Traumberuf Erzieherin

Heute betreut Xenia fünf Kinder. Sie sind verschieden, und Xenia wollte ihre Talente erkennen. Sie bereitete mit den Kindern ein Konzertprogramm vor, das sie dann ihren Eltern zeigten. Die Aufführung gelang: Zwei Mädchen sangen das Lied „Wenn ich Königin wäre“, ein Junge tanzte, und noch zwei Jungen zeigten ein Stück aus dem bekannten Märchen „Kolobok“. Und zum Schluss tranken sie Tee mit selbstgebackenen Süßigkeiten. Je mehr sich Xenia mit den Kindern beschäftigte, desto sicherer verstand sie, dass Kinder ihr Beruf sind! So hat sie vor, wenn Sofia größer ist und den Kindergarten besuchen wird, an die Uni zu gehen.
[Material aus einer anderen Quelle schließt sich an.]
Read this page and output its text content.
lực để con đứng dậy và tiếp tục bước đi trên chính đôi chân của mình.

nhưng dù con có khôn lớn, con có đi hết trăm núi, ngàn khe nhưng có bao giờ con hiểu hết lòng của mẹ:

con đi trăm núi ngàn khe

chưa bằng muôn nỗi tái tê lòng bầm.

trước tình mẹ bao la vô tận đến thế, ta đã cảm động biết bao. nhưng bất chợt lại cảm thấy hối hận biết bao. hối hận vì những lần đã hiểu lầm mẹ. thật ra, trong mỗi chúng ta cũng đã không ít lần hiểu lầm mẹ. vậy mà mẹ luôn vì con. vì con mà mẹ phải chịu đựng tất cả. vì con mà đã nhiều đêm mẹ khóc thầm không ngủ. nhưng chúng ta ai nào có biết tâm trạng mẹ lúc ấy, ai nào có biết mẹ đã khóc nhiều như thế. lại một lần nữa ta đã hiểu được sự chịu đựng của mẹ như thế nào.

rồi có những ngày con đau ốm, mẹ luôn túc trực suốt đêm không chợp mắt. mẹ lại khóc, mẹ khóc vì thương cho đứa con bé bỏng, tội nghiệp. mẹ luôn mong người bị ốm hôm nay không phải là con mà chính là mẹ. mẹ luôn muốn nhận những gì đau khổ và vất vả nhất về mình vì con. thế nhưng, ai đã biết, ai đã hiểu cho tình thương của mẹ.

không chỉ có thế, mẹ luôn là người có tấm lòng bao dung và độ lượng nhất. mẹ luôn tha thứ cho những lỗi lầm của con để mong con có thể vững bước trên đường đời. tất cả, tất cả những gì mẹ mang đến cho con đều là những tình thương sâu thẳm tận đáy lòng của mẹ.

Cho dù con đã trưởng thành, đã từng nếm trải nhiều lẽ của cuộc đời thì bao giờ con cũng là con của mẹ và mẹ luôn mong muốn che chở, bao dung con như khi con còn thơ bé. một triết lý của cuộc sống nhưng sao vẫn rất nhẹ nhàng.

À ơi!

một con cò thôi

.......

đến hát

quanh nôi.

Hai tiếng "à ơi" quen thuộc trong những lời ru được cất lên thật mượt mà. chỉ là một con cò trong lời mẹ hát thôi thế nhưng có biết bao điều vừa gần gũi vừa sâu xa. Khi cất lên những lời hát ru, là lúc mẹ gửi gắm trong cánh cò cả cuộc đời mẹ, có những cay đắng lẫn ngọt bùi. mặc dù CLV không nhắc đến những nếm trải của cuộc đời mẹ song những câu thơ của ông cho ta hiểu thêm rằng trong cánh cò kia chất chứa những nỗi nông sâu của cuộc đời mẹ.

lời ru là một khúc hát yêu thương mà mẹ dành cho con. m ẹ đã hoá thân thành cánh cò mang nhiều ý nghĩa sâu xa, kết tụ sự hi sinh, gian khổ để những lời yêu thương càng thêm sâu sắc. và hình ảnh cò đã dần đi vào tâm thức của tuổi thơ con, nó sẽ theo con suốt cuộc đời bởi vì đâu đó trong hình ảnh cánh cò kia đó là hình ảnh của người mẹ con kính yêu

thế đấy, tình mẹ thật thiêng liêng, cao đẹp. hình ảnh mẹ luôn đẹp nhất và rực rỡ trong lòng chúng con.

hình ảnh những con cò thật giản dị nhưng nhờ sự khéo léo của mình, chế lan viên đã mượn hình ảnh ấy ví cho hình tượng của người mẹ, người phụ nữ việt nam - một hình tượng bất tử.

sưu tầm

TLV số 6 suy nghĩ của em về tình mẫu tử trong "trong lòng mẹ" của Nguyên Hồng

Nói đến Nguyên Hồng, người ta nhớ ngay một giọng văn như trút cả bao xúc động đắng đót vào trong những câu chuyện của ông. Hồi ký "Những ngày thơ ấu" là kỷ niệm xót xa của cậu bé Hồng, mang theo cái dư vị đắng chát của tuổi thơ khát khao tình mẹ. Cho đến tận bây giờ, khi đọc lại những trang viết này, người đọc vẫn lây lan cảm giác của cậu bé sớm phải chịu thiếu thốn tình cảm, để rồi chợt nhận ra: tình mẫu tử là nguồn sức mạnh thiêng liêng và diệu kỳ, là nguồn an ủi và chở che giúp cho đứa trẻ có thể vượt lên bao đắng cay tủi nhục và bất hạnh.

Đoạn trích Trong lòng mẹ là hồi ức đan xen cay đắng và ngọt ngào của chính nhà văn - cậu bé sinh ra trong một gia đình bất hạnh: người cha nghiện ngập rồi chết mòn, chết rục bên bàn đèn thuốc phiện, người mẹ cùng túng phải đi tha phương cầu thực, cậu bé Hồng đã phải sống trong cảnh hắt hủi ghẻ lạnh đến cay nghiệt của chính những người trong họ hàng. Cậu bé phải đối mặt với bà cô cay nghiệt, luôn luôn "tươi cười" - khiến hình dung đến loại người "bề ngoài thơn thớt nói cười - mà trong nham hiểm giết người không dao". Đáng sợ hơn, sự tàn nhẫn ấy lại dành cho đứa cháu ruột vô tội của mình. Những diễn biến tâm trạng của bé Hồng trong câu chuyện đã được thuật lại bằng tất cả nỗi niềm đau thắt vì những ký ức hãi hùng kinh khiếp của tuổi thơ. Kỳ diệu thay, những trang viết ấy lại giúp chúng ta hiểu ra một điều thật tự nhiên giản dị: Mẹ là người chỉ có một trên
Denn sie möchte gerne Erzieherin werden.

Eine formelle Ausbildung ist nicht immer notwendig, wenn man mit dem ganzen Herzen bei der Sache ist und Kindern das gibt, was sie so dringend wollen: Aufmerksamkeit und Sorge. Mit Rat und Tat half Xenia, und so hat sie viele neue Kontakte und Freundinnen gefunden! Sie hat fast keine freie Minute, und seitdem erinnert sie sich niemals an ihre eigene Geschichte. Vielleicht half ihr das, einen Sinn im Leben zu finden. Unsere Kinder sind unser Spiegelbild, und eben die Eigenschaften, die wir ihnen in der Kindheit vermitteln, kriegen sie in der Zukunft!
Auch wenn Mutter zu sein vielleicht der undankbarste Beruf ist, ist er doch auch der glücklichste!